Rhodes is quick to highlight hypocrisy and laugh at the irony that exist in the public domain. His installation Who Farted?!!?… (Interregnum), which was first shown at the Prospect.1 New Orleans art festival in 2008, was intentionally staged during that year’s US Presidential campaign. The stage show of life-like animatronic figures at Florida Disney World’s Hall of Presidents are recreated through film and other materials, and presented it at Prospect.1 to coincide with the week of Halloween. Who Farted best represents the constant tug-of-war of reality and fantasy in contemporary culture, depicting real subjects as works of fiction and vice versa.
In The Twelf Hobby, the hardware store chain that it is based on has come to represent a series of conflicting freedoms. Its encouragement of creativity and free enterprise come in sharp contrast to the company’s strong opposition to gay marriage, premarital sex and contraception. The human body is seen as commercial territory, with mothers regarded as “primary targets,” employees as “servants” and shoppers encouraged to consume with “creative frenzy.”
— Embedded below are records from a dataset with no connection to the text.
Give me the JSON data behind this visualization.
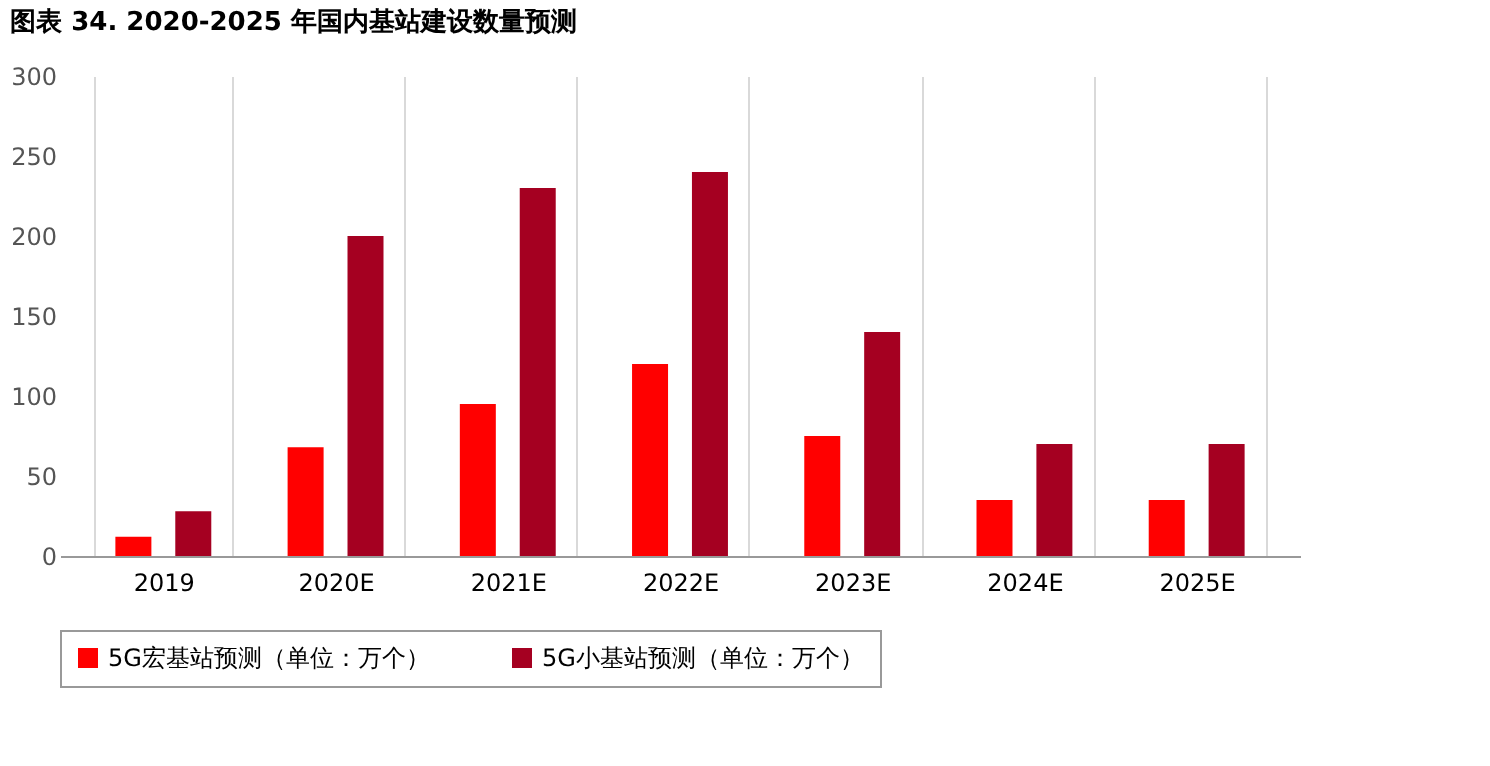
{
  "chart_data": {
    "type": "bar",
    "title": "图表 34. 2020-2025 年国内基站建设数量预测",
    "categories": [
      "2019",
      "2020E",
      "2021E",
      "2022E",
      "2023E",
      "2024E",
      "2025E"
    ],
    "series": [
      {
        "name": "5G宏基站预测（单位：万个）",
        "color": "#ff0000",
        "values": [
          12,
          68,
          95,
          120,
          75,
          35,
          35
        ]
      },
      {
        "name": "5G小基站预测（单位：万个）",
        "color": "#a50021",
        "values": [
          28,
          200,
          230,
          240,
          140,
          70,
          70
        ]
      }
    ],
    "ylim": [
      0,
      300
    ],
    "yticks": [
      0,
      50,
      100,
      150,
      200,
      250,
      300
    ],
    "grid": "x",
    "legend": "bottom"
  }
}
In direct contrast to Hobby Lobby is VHEMT or the Voluntary Human Extinction Movement, which sees the family unit as being in literal crisis. In The Twelf Hobby, the movement’s logo, “Thank you for not Breeding,” sits printed on Hobby Lobby fabric, alongside pentagrams and other satanic imagery, as if to say that their beliefs are dependent on each others survive.
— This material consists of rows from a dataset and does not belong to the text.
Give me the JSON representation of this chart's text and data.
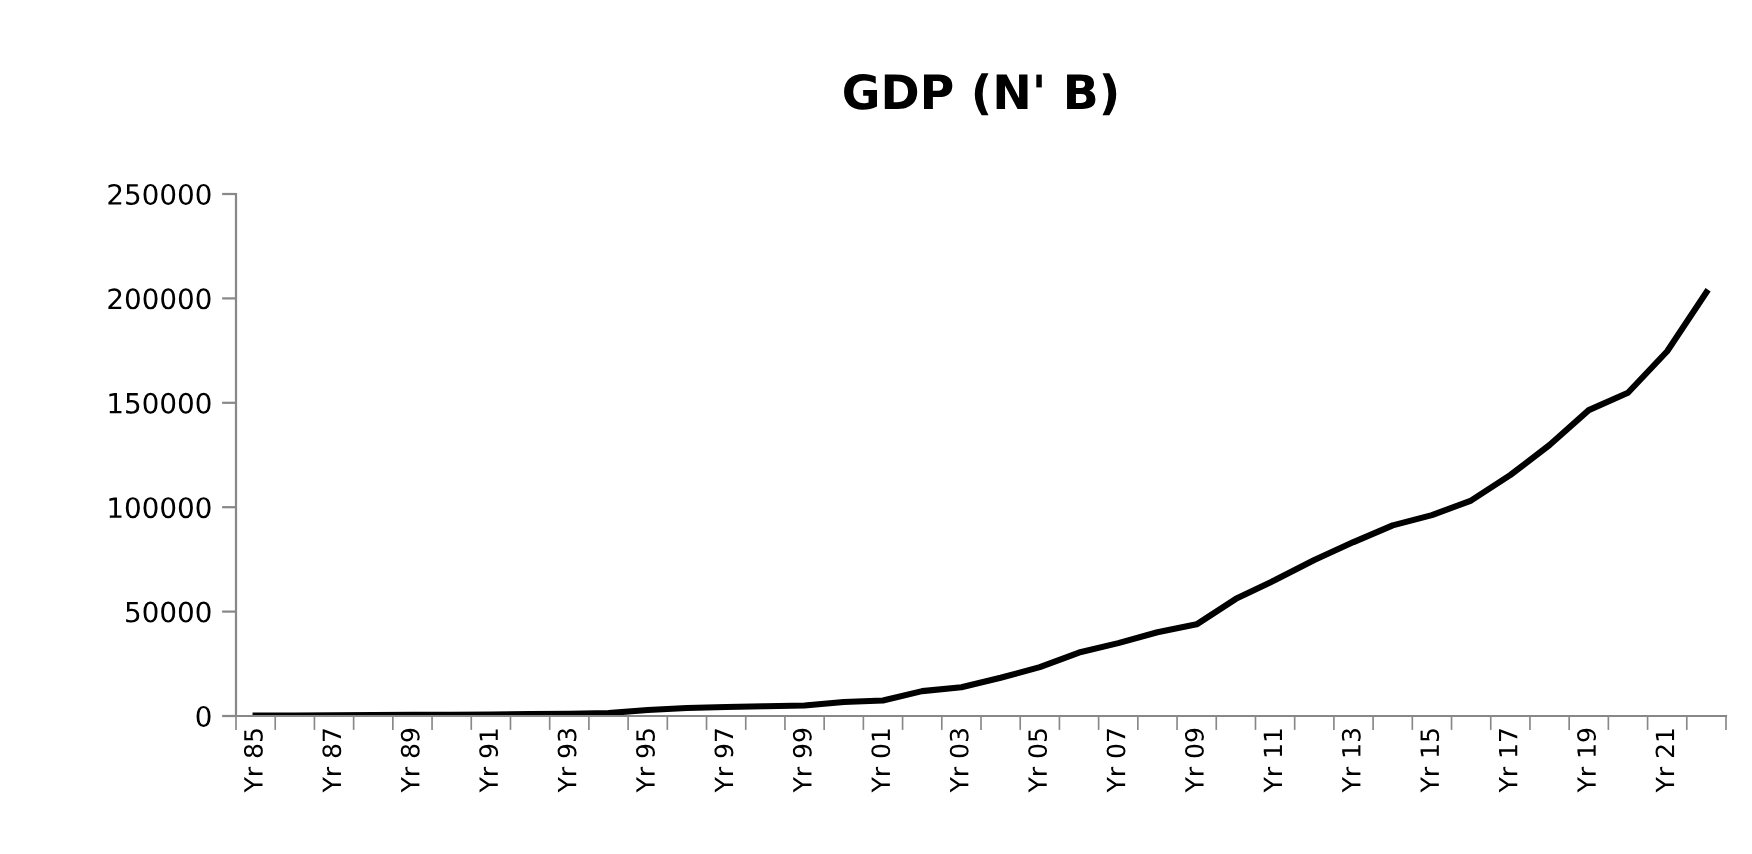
{
  "chart_data": {
    "type": "line",
    "title": "GDP (N' B)",
    "categories": [
      "Yr 85",
      null,
      "Yr 87",
      null,
      "Yr 89",
      null,
      "Yr 91",
      null,
      "Yr 93",
      null,
      "Yr 95",
      null,
      "Yr 97",
      null,
      "Yr 99",
      null,
      "Yr 01",
      null,
      "Yr 03",
      null,
      "Yr 05",
      null,
      "Yr 07",
      null,
      "Yr 09",
      null,
      "Yr 11",
      null,
      "Yr 13",
      null,
      "Yr 15",
      null,
      "Yr 17",
      null,
      "Yr 19",
      null,
      "Yr 21",
      null
    ],
    "series": [
      {
        "color": "#000000",
        "values": [
          200,
          250,
          300,
          400,
          550,
          600,
          700,
          900,
          1100,
          1400,
          2900,
          3800,
          4300,
          4700,
          5000,
          6700,
          7400,
          11900,
          13800,
          18300,
          23400,
          30400,
          34900,
          40100,
          43900,
          56100,
          65100,
          74700,
          83300,
          91300,
          96200,
          103200,
          115400,
          129800,
          146500,
          154800,
          174700,
          202900
        ]
      }
    ],
    "ylim": [
      0,
      250000
    ],
    "yticks": [
      0,
      50000,
      100000,
      150000,
      200000,
      250000
    ],
    "grid": false,
    "legend": false,
    "marker": "none",
    "line_style": "solid"
  }
}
Rhodes also fills the gallery with intentionally banal, yet strangely comforting background music to represent the worst aspect of consumerism. At one level the sound is therapeutic. A muffled anonymous voice emanates from underneath a mattress installed at the middle of the gallery. Whether the words spoken are designed to sooth or evoke the spirit of Crowley conjuring spirits remains to be seen; but they are nonetheless hypnotic.
For his previous show “The Eleventh Hobby,” which was held earlier this year at London’s Vilma Gold Gallery, Rhodes created a space of carnal exploration, “pride and lust” and “weird exemption.” His current exhibit in Tokyo, “The Twelf Hobby,” is about “weird freedom”—the power, suspicion, greed, envy and right to limit the freedom of others—though the show makes little or no attempt to explain itself in these terms. Yet seen as a space of representation, it’s possible to imagine that The Twelf Hobby explores the human body as a territory of questionable freedom, where its natural development and growth is actively limited or negated by the morality of others.
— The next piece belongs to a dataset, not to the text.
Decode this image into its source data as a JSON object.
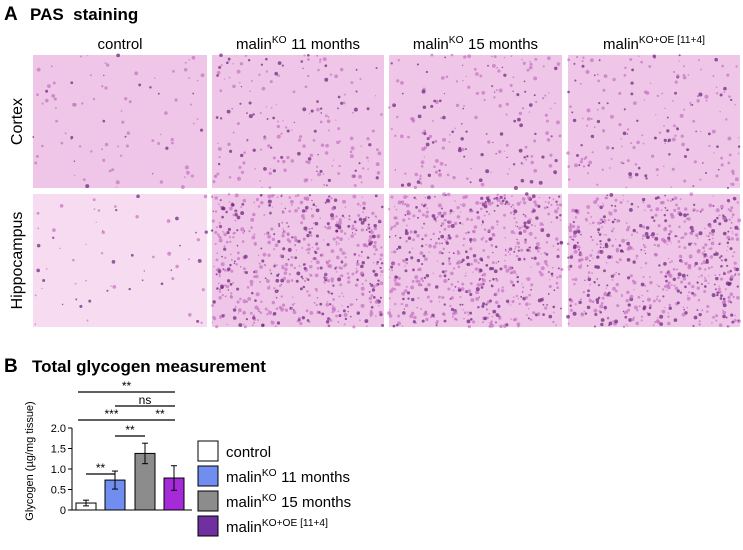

The installation could been seen as a shifting map that charts how politics and culture are at odds with one another, and aimed at encouraging one to have an attitude of ownership and self-expression when faced with double standards within society. On entering the real world, such self-expression is often confronted by ridiculous and outdated social obstacles that seem to merely exist to limit and edit it. Yet at the heart of all this is something much clearer. In Rhodes’s depiction of history and fiction as subjective experiences, the two concepts openly undermine each other through clever and insightful juxtaposition. They point out how the extremely strange and convoluted forces—of home-improvement stores, opposing religious groups that battle both the law and each other to erect competing monuments, and special interest groups that see no future in their own existence—that seek to undermine the individual are no less immune to societal vice, like promiscuity, deviance or, indeed, misrepresenting the law to suit their own spiritual or financial purpose.
Stephen G. Rhodes’ s “The Twelf Hobby : Lober xxbbyj, Religious Freedom Sex Magick” is on view at Misako & Rosen, Tokyo, until June 21, 2015.